В два часа пополудни генеральша переодевалась еще раз, теперь уже для прогулки. Маршрут, как я поняла за десять дней пребывания в имении, не менялся никогда: сначала неторопливо обходили кадки с цитрусовыми деревьями и вазы с цветами перед домом, потом направлялись к многочисленным строящимся теплицам. Их было запроектировано несколько, но сейчас, в апреле, функционировала в полную силу только одна. В ней произрастало, кроме роз, лилий и анемонов, еще и почти три сотни саженцев ананаса — невероятная коллекция не только для Франции, но наверняка и для Европы, а отапливалось это чудо угольными печами. Такой же тип отопления был предусмотрен и для других оранжерей, и это доказывало, что итальянская и египетская кампании, хотя и не были равно удачными для Республики, были одинаково удачны для финансового положения четы Бонапартов. Впрочем, разве не называли первого консула спасителем нации? А раз так, разве не имела его супруга того права на размах и роскошь, в котором французы безапелляционно отказали несчастной Марии Антуанетте?

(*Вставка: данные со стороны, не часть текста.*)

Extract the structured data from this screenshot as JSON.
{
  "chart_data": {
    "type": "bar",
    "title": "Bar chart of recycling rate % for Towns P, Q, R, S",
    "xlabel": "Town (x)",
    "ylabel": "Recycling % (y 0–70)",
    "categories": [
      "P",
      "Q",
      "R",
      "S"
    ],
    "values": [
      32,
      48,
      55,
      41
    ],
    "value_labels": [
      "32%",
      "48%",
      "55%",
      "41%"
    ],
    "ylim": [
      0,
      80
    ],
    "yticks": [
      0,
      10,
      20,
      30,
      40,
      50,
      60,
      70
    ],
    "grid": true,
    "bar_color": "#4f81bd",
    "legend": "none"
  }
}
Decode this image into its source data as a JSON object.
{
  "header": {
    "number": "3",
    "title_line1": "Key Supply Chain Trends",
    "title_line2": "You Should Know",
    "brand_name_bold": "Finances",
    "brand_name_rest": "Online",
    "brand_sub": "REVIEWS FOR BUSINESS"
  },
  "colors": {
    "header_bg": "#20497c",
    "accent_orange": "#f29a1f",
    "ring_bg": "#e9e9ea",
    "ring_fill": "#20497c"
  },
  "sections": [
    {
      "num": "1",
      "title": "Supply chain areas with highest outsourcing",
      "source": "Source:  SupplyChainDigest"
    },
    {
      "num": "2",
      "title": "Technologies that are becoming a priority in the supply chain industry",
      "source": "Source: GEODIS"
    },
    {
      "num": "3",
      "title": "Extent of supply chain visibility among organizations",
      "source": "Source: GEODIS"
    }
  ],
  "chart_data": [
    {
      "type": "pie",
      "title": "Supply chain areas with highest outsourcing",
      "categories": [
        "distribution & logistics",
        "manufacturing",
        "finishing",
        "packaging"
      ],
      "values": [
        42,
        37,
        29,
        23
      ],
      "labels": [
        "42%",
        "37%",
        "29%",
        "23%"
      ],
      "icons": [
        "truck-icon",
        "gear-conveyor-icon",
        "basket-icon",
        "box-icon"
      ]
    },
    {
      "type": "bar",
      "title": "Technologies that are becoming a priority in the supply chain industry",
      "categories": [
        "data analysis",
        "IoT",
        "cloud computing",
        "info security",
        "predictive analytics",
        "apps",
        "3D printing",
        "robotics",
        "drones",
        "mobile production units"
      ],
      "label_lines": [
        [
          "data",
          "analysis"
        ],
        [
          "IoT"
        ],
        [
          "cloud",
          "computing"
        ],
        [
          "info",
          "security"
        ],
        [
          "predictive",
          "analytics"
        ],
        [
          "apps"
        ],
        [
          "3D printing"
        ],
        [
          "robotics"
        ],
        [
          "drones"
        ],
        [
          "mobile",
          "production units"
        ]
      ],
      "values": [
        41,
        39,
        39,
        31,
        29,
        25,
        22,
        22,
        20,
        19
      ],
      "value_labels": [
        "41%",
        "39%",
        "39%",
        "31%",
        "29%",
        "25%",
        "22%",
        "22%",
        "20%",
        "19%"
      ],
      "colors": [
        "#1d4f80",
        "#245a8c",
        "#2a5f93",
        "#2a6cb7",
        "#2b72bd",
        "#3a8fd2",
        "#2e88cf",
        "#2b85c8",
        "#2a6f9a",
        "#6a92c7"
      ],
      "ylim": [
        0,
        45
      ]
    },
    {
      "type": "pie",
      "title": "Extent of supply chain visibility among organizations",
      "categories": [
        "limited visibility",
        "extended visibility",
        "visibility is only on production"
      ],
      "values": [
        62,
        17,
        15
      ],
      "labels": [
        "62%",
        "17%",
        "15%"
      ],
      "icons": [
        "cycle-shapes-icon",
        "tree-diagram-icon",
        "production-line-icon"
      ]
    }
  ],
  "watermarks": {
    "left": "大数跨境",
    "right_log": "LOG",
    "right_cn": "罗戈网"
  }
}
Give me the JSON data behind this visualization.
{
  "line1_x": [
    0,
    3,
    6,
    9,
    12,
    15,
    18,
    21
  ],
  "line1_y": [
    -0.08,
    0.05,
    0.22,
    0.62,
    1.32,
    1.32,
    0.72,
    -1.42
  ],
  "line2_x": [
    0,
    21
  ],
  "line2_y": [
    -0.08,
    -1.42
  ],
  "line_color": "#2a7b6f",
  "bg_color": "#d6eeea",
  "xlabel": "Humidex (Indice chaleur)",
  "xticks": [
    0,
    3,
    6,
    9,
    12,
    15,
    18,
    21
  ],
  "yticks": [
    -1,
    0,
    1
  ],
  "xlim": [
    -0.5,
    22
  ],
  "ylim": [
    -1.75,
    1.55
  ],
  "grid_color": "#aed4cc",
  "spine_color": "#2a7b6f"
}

Мадам Бонапарт хотелось воплотить в жизнь и другую задумку казненной королевы. На одном из отдаленных выгонов нынче возводилась крошечная ферма, на которой должны были выращиваться те самые швейцарские телки, столь любимые некогда Марией Антуанеттой; для тщательного и разумного ухода за ними уже была приглашена крестьянская семья из Берна.
В поместье жили страусы. В водоемах плавали черные лебеди, которые казались генеральше более изысканными, нежели обыкновенные белые. На лужайках паслись тщательно расчесанные овцы, а в оранжереях оглашали воздух криками многочисленные попугаи.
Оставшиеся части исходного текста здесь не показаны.